12 | Manusia tertampan sejagat raya; Juan Leonard ✓
Alya duduk di bangku tepi lapangan seraya menatap kosong ke depan. Ia merasa aneh. Untuk apa tadi ia menemui Ketua OSIS-nya hanya untuk meminta bantuan agar dirinya bisa bolos. Sebodoh itu dia─bahkan sampai mengatakan ada pesta minuman disana. Jika nanti OSIS tiba-tiba menggerebek warung Bi Icah, Alya bisa-bisa diamuk masa.
Sisil: lo dimana? hari ini ada ulangan fisika. Kalo lo ga ikut bisa dapet sanksi.
Gadis itu memutar bola mata malas melihat pesan yang datang dari Sisil. Ia berdecak kesal, tak berniat membalas. Ia lebih menatap kosong ke arah lapangan, lagi. Padahal baru beberapa waktu lalu mereka mengobrol tentang perubahan Alya. Kini gadis itu malah kembali ke sikap semulanya. Memang, sikap seseorang tak mungkin bisa dirubah sedemikian cepat.
"Cih, bilang mau ke Bi Icah, malah nongkrong disini." suara serak itu membuat Alya menoleh kaget.
Alya mendengus kesal menatap pemuda jangkung yang kini duduk disebelahnya, "gak jadi. Ada ulangan fisika hari ini."
Pemuda itu melirik sekilas, "terus ngapain kalo ada ulangan malah nongkrong di pinggir lapangan gini? Nunggu berdebu dulu baru masuk kelas?"
Gadis itu hanya diam. Tak tau kalimat apalagi yang harus ia keluarkan dari mulutnya. Ucapan manusia berkelamin laki-laki di sampingnya itu membuatnya terasa seperti sedang lewat di depan ibu-ibu komplek lalu dia diomongin karena gak bilang permisi.
"Lo jarang nongkrong, kenapa?" tanya Juan tiba-tiba kemudian menatap tepat mata gadis itu.
Alya menunduk, menghembuskan nafas berat, "libur dulu lah," ucapnya memberi jeda, "depan lagi ada perbaikan jalan."
Juan menatap kesal gadis itu, "apa urusannya Alya!?" tanyanya geram.
Dengan rasa malas, Alya memutar tubuhnya menghadap Juan. "Lagian baru juga dua hari, belum setahun." Juan hanya diam tanpa membalas. "Bi Icah udah kangen? Atau elo yang kangen?" Alya memainkan kedua alisnya.
"ALYA! JUAN!!!"
Suara panggil bagai menggunakan speaker itu membuat mereka berdua terdiam sejenak─mereka tau suara siapa yang menggema di lapangan ini. Keduanya menoleh pelan pada Pak Ibnu yang kini tengah berkacak pinggang dengan tatapan mata yang begitu menusuk.
Juan dan Alya masih duduk ditempatnya, hingga kemudian keduanya mengalihkan lagi pandangannya ke arah lapangan. Lalu mereka saling tatap─berdiskusi dari hati ke hati dan menghiraukan Pak Ibnu yang kini sudah tak bersuara lagi. Namun, yang kini bisa mereka harapkan adalah Pak Ibnu tiba-tiba dipanggil oleh guru lain atau siapa saja yang penting gurunya itu pergi.
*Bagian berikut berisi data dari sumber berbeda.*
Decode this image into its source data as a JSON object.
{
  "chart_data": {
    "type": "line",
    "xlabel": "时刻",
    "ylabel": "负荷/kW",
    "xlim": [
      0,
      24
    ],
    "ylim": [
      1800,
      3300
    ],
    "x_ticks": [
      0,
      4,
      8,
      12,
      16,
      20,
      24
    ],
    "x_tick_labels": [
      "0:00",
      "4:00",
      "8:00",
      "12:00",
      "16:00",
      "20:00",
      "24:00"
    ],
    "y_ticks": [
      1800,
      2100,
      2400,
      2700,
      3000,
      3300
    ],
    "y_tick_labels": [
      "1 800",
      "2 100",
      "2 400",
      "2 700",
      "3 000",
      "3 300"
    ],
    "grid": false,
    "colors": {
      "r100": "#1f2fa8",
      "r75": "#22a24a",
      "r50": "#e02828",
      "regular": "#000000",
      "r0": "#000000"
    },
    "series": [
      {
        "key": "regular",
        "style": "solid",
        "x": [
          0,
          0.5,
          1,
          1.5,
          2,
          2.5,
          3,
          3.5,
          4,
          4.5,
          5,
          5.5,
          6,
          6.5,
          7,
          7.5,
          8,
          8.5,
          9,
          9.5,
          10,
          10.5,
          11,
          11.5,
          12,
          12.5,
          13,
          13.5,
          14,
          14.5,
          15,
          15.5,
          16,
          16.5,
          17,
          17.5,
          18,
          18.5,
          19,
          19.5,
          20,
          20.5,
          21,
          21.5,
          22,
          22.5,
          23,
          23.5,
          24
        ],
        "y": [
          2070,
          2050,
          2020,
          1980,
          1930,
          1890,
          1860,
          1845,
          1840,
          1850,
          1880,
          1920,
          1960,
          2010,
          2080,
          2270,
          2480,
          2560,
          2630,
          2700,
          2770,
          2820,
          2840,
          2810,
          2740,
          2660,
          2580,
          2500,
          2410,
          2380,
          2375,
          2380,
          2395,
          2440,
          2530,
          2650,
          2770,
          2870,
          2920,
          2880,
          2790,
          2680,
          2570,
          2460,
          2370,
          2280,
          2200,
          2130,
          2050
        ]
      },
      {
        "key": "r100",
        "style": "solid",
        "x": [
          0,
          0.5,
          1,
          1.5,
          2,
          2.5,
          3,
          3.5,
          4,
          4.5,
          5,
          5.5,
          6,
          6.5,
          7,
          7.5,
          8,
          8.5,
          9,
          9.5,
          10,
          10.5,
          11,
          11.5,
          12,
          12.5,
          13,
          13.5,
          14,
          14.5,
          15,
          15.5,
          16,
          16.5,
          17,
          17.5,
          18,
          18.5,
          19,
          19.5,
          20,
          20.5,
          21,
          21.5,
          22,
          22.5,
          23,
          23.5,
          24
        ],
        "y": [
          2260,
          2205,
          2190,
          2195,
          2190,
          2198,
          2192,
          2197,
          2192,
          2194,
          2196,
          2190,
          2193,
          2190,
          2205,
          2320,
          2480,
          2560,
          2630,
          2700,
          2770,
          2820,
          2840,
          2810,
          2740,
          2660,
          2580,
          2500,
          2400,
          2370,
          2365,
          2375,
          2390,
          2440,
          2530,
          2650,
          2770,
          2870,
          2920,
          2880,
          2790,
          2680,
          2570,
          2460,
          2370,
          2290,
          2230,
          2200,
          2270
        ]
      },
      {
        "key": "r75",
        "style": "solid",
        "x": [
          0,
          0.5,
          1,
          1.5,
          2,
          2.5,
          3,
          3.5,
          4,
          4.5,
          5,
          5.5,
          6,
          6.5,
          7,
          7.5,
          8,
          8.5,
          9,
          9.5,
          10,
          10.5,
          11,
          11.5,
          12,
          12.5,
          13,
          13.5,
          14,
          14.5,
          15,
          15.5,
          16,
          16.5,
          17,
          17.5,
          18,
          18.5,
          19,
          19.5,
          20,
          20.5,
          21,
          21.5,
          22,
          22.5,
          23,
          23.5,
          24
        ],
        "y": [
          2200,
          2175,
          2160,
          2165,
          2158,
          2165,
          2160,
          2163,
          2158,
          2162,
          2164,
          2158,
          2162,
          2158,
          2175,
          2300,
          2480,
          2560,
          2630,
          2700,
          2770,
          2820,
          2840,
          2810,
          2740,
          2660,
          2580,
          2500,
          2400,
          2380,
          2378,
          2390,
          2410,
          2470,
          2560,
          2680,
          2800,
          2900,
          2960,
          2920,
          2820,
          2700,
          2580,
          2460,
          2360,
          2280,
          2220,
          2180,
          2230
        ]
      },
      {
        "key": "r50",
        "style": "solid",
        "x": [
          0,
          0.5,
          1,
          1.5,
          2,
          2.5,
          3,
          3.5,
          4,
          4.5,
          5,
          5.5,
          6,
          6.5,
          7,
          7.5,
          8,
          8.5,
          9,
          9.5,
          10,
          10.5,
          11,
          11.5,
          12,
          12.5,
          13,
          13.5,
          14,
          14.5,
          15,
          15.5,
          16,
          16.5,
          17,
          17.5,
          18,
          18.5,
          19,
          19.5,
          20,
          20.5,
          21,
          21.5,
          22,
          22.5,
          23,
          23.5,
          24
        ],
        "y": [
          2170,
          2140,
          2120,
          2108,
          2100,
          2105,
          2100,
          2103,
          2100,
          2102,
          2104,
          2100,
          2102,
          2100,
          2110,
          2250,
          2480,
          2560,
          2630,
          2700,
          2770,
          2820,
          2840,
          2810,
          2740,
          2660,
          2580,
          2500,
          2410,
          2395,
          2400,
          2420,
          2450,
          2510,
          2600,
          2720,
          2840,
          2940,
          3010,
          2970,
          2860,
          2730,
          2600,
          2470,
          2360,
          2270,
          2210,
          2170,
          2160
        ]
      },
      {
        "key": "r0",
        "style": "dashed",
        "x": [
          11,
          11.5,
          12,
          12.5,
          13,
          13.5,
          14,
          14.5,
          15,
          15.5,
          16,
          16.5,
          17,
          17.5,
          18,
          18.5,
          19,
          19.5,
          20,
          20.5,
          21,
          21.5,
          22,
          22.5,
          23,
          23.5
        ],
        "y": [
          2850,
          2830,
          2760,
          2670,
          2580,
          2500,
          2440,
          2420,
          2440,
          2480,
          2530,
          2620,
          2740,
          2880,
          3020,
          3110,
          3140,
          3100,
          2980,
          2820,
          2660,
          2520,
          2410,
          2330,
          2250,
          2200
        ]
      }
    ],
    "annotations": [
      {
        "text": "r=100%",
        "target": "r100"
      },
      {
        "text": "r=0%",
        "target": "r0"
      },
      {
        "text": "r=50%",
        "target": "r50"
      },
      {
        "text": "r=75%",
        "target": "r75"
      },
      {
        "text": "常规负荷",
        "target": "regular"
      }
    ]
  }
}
Keduanya bernafas lega karena dua menit berselang, suara Pak Ibnu tak lagi terdengar. Alya mengalihkan pandangan─mengehentikan diskusi tak jelas yang malah membuat keduanya awkward.
"Al..."
"Iy─AAARGHHH!!" Alya menjerit sekaligus kaget. Ia menoleh sambil berusaha melepaskan jeweran Pak Ibnu ditelinganya. "Lepasin Pak, ini beneran sakit, gak pura-pura kaya cinta dia." racaunya tak karuan.
"Iya Pak. Buset... ini pedes banget ngejewernya." Juan yang notabenenya adalah laki-laki tulenpun ikut meracau karena jeweran Pak Ibnu yang sangat luar biasa pedasnya.
Pak Ibnu tak menghiraukan racauan mereka berdua, "jam pelajaran siapa sekarang!?" tanyanya galak.
"Lepasin dulu Pak, baru kita jawab," ucap Juan serak sambil sesekali meringis.
"Iya Pak," imbuh Alya.
Pak Ibnu membuang nafasnya jengah, kemudian melepas jewerannya. Ia lalu memegang bahu mereka berdua agar tidak kabur.